Um acordo foi assinado nesta terça-feira (25) dentro de uma ação civil
pública. “Na decisão liminar, proferida no dia 19/06/2017, a juíza
suspendeu todas as cobranças de tributos (IPVA, taxa de licenciamento e
seguro DPVAT) até a resolução do impasse. Finalmente, foi designada
audiência de conciliação, realizada no dia 25/07/2017”, informou o
Ministério Público sobre os últimos andamentos da ação coletiva.
Em janeiro, a promotoria propôs a ação contra o estado de Minas Gerais,
a Samarco e as controladoras Vale e BHP e a Fundação Renova para evitar
prejuízos aos proprietários dos automóveis, motocicletas e caminhões
que não conseguirem provar o desaparecimento dos veículos e dar baixa no
Departamento Estadual de Trânsito (Detran-MG).

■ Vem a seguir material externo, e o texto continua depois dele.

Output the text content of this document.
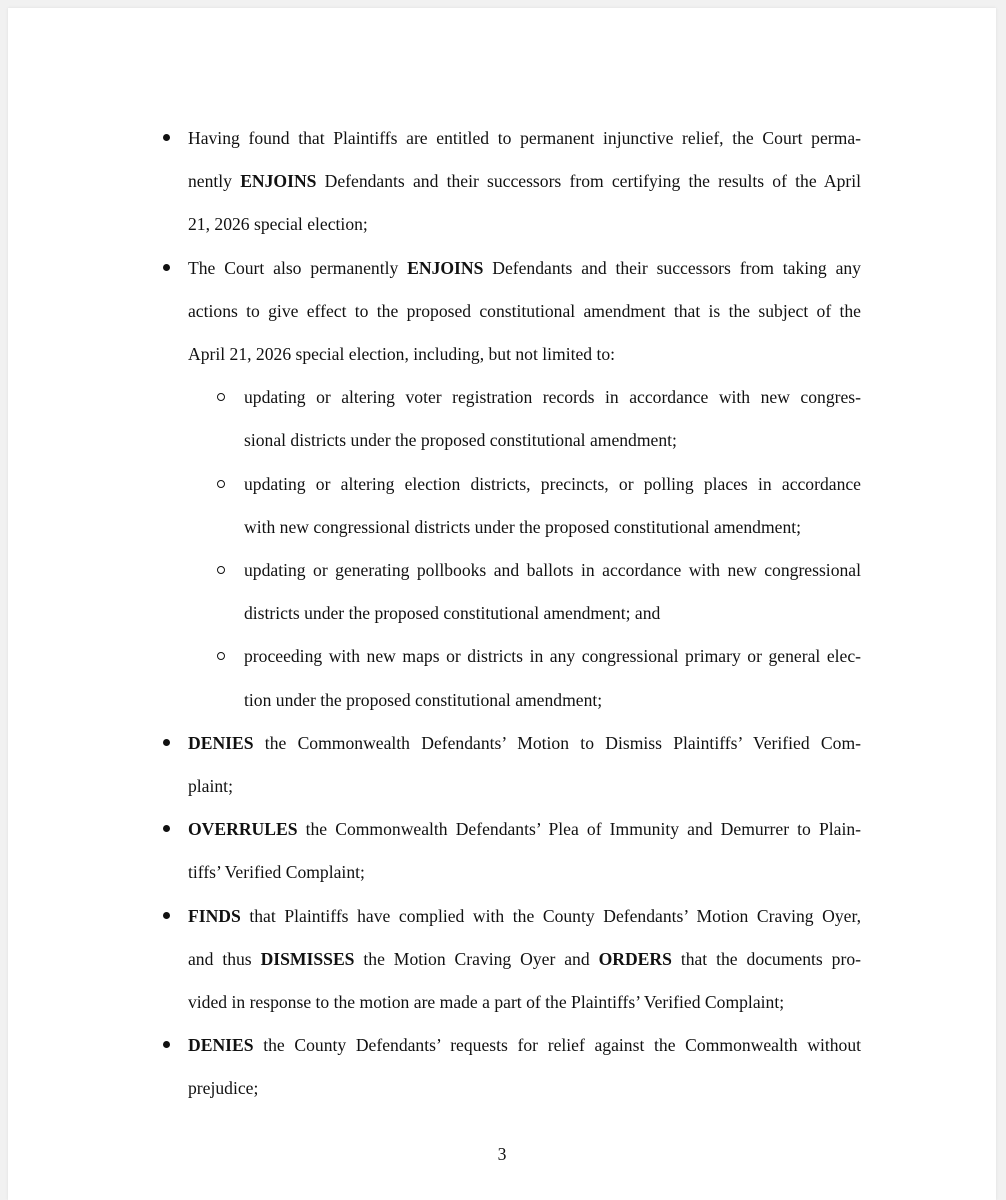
Having found that Plaintiffs are entitled to permanent injunctive relief, the Court perma-
nently ENJOINS Defendants and their successors from certifying the results of the April
21, 2026 special election;
The Court also permanently ENJOINS Defendants and their successors from taking any
actions to give effect to the proposed constitutional amendment that is the subject of the
April 21, 2026 special election, including, but not limited to:
updating or altering voter registration records in accordance with new congres-
sional districts under the proposed constitutional amendment;
updating or altering election districts, precincts, or polling places in accordance
with new congressional districts under the proposed constitutional amendment;
updating or generating pollbooks and ballots in accordance with new congressional
districts under the proposed constitutional amendment; and
proceeding with new maps or districts in any congressional primary or general elec-
tion under the proposed constitutional amendment;
DENIES the Commonwealth Defendants’ Motion to Dismiss Plaintiffs’ Verified Com-
plaint;
OVERRULES the Commonwealth Defendants’ Plea of Immunity and Demurrer to Plain-
tiffs’ Verified Complaint;
FINDS that Plaintiffs have complied with the County Defendants’ Motion Craving Oyer,
and thus DISMISSES the Motion Craving Oyer and ORDERS that the documents pro-
vided in response to the motion are made a part of the Plaintiffs’ Verified Complaint;
DENIES the County Defendants’ requests for relief against the Commonwealth without
prejudice;
3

“Foram encontradas cerca de 20 carcaças desde o rompimento e cerca de
40 não foram localizadas. Alguns veículos foram soterrados, outros
completamente destruídos. Em dragagens feitas na extensão dos rios
Gualaxo e Doce, inclusive, há cerca de duas semanas, foi encontrada uma
moto. Acredito que muitas carcaças nem serão localizadas", disse
Meneghin.
Agora, os proprietários devem procurar a promotoria em Mariana (Av.
Getúlio Vargas, sem número, no centro) para assinar uma declaração.
“Eram 63 pessoas que estavam em uma situação muito desagradável, que
estavam com o nome sujo perante o fisco estadual. Evitou uma
individualização de demandas. Em casos como este, um processo coletivo
pode ser muito eficiente”, disse o promotor.
De acordo com Meneghin, os donos já foram indenizados em 2016 pela
perda dos veículos em outra ação. A promotoria informou que, pelo
acordo, a Samarco e a Fundação Renova ficarão responsáveis pela
destinação correta das carcaças, que estão em um pátio da mineradora.